Containers can be retrieved using the standard entity retrieval APIs:

<details>
<summary>Fetch container entity including all aspects</summary>

```bash
curl 'http://localhost:8080/entities/urn%3Ali%3Acontainer%3Ab5e95fce839e7d78151ed7e0a7420d84'
```

The response will include all aspects associated with the container, including properties, ownership, tags, terms, etc.

</details>

To find all entities within a container, use the relationships API:

<details>
<summary>Find all entities contained within a container</summary>

```bash
curl 'http://localhost:8080/relationships?direction=INCOMING&urn=urn%3Ali%3Acontainer%3Ab5e95fce839e7d78151ed7e0a7420d84&types=IsPartOf'
```

This returns all entities (datasets, charts, dashboards, sub-containers) that have this container as their parent.

</details>

## Integration Points

### Relationship with Datasets

Datasets are the most common entities contained within containers. The relationship is established through the `container` aspect on the dataset, which points to the container URN.

```python
# Dataset links to its parent container (schema)
dataset = Dataset(
    platform="snowflake",
    name="analytics_db.reporting.sales_table",
    env="PROD",
    parent_container=schema_key,  # Links to schema container
)
```

### Hierarchical Navigation

Containers enable hierarchical navigation in the DataHub UI through parent-child relationships:

1. **Top-down browsing**: Users can navigate from databases to schemas to tables
2. **Bottom-up breadcrumbs**: Datasets show their parent containers in breadcrumb trails
3. **Browse paths**: Containers are used to generate browse paths automatically

### GraphQL Resolvers

The container entity has specialized GraphQL resolvers:

- **ContainerEntitiesResolver**: Retrieves all entities (datasets, charts, dashboards, sub-containers) within a container
- **ParentContainersResolver**: Retrieves the full hierarchy of parent containers for any entity

These resolvers power the UI's hierarchical navigation and container overview pages.

### Common Usage Patterns

1. **Database/Schema Hierarchy**: Relational databases use Database and Schema containers
2. **Project/Dataset Hierarchy**: BigQuery uses Project and Dataset containers
3. **Workspace/Folder Hierarchy**: BI tools use Workspace containers for organization
4. **Bucket/Folder Hierarchy**: Data lakes use Bucket and Folder containers
5. **Catalog/Schema Hierarchy**: Modern catalogs (Unity, Iceberg) use Catalog and Schema containers

## Notable Exceptions

### GUID Stability

Container GUIDs must remain stable across ingestion runs. Since containers are identified by GUID rather than explicit properties in the URN, changing the GUID computation will create a new container entity instead of updating the existing one.

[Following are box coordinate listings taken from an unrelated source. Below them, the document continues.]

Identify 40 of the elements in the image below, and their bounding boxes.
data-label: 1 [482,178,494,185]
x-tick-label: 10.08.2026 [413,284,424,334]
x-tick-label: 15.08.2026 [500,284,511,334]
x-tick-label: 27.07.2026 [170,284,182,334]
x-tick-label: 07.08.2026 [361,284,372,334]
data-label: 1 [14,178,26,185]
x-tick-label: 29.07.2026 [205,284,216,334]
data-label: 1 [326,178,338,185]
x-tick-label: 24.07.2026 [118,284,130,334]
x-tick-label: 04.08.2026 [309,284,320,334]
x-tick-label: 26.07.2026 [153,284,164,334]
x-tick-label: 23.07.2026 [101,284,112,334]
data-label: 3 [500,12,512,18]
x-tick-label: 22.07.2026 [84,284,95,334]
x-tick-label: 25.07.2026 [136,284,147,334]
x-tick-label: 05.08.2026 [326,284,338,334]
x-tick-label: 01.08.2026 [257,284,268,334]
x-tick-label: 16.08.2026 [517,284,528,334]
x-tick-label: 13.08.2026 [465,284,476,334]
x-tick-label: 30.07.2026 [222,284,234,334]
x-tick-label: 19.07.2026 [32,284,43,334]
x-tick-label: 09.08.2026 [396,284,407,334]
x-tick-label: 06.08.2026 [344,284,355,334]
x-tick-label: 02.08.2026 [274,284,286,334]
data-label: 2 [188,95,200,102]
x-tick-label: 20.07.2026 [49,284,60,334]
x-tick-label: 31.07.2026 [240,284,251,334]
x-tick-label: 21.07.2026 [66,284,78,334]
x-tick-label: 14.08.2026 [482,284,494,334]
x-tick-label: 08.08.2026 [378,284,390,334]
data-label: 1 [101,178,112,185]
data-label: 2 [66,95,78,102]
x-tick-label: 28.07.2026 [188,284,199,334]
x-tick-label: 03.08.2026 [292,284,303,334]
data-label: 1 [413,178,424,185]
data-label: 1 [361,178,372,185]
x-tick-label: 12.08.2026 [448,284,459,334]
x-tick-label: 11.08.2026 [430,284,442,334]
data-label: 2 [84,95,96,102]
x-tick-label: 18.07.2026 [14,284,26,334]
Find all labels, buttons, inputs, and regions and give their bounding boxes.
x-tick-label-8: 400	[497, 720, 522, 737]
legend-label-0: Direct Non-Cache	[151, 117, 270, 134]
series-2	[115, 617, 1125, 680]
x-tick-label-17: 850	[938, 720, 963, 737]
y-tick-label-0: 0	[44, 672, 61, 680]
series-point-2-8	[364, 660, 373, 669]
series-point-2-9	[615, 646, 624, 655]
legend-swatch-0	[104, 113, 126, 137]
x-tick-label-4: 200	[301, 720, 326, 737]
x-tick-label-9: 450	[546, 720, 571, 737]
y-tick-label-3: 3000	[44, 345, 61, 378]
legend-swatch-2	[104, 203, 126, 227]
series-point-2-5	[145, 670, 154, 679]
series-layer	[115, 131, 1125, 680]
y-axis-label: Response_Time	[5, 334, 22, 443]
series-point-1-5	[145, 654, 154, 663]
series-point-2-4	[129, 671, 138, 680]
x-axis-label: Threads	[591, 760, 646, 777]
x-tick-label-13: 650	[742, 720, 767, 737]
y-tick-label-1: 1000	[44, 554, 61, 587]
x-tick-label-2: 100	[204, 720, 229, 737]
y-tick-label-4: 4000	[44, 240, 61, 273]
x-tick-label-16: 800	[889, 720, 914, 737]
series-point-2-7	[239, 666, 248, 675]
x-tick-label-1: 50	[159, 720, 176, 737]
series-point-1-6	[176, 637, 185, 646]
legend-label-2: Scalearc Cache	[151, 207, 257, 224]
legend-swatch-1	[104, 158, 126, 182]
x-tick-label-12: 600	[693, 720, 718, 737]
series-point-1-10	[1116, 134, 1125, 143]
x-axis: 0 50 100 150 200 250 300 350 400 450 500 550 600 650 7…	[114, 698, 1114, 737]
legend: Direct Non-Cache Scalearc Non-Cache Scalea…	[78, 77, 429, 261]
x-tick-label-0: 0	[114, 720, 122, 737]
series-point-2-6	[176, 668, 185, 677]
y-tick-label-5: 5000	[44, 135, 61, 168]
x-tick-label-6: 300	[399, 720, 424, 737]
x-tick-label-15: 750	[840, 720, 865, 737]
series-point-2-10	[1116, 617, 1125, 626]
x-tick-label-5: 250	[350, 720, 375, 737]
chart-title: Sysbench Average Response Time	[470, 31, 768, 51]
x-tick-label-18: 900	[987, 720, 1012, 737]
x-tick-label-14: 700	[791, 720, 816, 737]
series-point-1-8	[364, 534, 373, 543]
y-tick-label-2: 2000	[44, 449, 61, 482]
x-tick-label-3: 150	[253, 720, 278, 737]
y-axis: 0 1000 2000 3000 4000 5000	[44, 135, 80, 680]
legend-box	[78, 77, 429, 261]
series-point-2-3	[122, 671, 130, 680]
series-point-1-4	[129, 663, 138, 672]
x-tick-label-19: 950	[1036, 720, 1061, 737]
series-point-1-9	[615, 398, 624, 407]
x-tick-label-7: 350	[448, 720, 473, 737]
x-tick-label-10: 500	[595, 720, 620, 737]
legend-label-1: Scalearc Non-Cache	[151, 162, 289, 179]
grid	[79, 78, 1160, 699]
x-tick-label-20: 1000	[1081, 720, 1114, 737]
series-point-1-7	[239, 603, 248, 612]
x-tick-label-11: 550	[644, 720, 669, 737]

When creating custom containers, ensure that the properties used to generate the GUID are:

- Stable across time
- Unique within the platform
- Derived from immutable source system identifiers

### Self-Referential Containers

While containers can contain other containers, be careful not to create circular references. The parent-child relationship should form a directed acyclic graph (DAG), not a cycle.

### Environment Handling

The `env` field in ContainerKey has special handling for backwards compatibility. In some sources, the platform instance was incorrectly set to the environment value. The `backcompat_env_as_instance` flag handles this case.

When using the `env` field:

- Set it to a valid FabricType (PROD, DEV, QA, etc.)
- Don't use it for platform instance identification
- Use the separate `instance` field for multi-instance deployments

### Platform Instance Association

Unlike datasets which embed platform instance in their URN, containers associate platform instances through the `dataPlatformInstance` aspect. This allows containers to be associated with specific instances of a data platform while maintaining a stable GUID.

### Access Control

Containers support the `access` aspect, which can be used to model access control policies at the container level. This is particularly useful for:

- Database-level permissions
- Schema-level access control
- Project-level authorization
- Workspace-level security

Access controls set on containers can be inherited by contained entities, though this behavior depends on the specific platform's implementation.